Wir glauben an Gott, weil wir Angst haben, einander zu verstehen
Vielleicht haben wir Gott nicht erfunden, weil wir ihn nicht fanden, sondern weil wir die Nähe zueinander nicht aushielten. Was, wenn die Angst vor dem anderen Menschen die weniger offensichtliche, aber wahre Quelle des Glaubens ist?
Es gibt eine verbreitete Meinung, dass sich der Mensch aus Angst vor dem Tod Gott zuwendet. Andere glauben, dass Religion aus der Ohnmacht vor der Natur, der Einsamkeit im Universum oder dem Durst nach Gerechtigkeit entsteht. Aber vielleicht gibt es noch eine weitere, weniger offensichtliche Quelle des Glaubens: die Angst vor dem anderen Menschen.
Wir leben seit der gesamten Geschichte der Menschheit nebeneinander und bleiben einander dennoch ein Rätsel. Wir können die Sterne erforschen, Atome spalten, künstliche Intelligenz erschaffen — und können oft den Menschen, der uns am selben Tisch gegenübersitzt, nicht verstehen. Echtes Verstehen verlangt mehr von uns als Wissen. Es verlangt, dass wir unsere eigene Rechthaberei aufgeben, bereit sind, die Welt mit fremden Augen zu sehen, und anerkennen, dass der andere Mensch die gleiche Tiefe besitzt wie wir selbst.
Genau davor haben wir Angst.
Einen anderen Menschen zu verstehen heißt, seinen Schmerz, seine Widersprüche, seine Freiheit in sich einzulassen. Es heißt, auf bequeme Etiketten und fertige Erklärungen zu verzichten. Es ist leichter, einen Menschen zum Vertreter einer Gruppe, zum Träger einer Idee oder zum Feind zu machen, als seine Einzigartigkeit anzuerkennen. Es ist leichter, die Menschheit im Ganzen zu lieben als einen konkreten Menschen mit all seinen Mängeln.
In diesem Sinne kann die Idee Gottes als Vermittler zwischen Menschen wirken. Statt einander zu suchen, suchen wir etwas Höheres. Statt Brücken zwischen Bewusstseinen zu bauen, richten wir den Blick zum Himmel. Gott wird zur gemeinsamen Sprache dort, wo wir die Fähigkeit verloren haben, direkt miteinander zu sprechen.
Vielleicht ist genau deshalb der religiöse Streit so oft so erbittert.
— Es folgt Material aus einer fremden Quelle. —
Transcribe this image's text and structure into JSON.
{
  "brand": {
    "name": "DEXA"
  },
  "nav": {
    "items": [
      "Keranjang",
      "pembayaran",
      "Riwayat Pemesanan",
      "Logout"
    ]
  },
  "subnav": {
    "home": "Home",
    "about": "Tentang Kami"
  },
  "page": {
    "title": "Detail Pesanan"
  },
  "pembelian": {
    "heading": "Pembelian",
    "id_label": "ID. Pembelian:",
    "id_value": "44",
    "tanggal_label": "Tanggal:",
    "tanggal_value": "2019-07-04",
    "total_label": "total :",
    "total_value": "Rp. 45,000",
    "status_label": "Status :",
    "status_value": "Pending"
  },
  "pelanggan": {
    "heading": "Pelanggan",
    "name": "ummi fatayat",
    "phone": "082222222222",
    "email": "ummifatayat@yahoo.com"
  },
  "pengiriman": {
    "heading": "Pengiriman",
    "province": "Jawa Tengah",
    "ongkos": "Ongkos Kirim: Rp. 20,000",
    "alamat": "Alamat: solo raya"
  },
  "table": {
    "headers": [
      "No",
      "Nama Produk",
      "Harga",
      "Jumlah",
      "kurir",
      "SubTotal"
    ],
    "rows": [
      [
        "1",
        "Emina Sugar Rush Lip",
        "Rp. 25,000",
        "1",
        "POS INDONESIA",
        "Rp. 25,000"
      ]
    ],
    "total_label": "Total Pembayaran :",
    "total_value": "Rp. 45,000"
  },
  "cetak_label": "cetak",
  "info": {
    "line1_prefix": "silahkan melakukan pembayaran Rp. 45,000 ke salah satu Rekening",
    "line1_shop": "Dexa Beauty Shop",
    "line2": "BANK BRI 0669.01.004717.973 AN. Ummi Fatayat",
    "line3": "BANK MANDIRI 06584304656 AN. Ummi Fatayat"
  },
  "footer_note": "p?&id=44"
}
Hinter ihm verbirgt sich nicht nur die Frage nach der Existenz Gottes, sondern auch die Frage, ob menschliches Verstehen überhaupt möglich ist. Wenn Menschen einander nicht begegnen können, begegnen sie sich um Symbole herum. Wenn sie keine gemeinsame Wirklichkeit teilen können, schaffen sie einen gemeinsamen Glauben.
Das bedeutet nicht, dass Gott eine Illusion oder Erfindung ist. Es geht um etwas anderes: Selbst wenn Gott existiert, kann unsere Vorstellung von ihm mit jenen menschlichen Schwierigkeiten verbunden sein, die wir zu überwinden versuchen. Vielleicht legen wir in das Bild Gottes die Hoffnung auf jenes Verstehen, das wir unter Menschen nicht finden.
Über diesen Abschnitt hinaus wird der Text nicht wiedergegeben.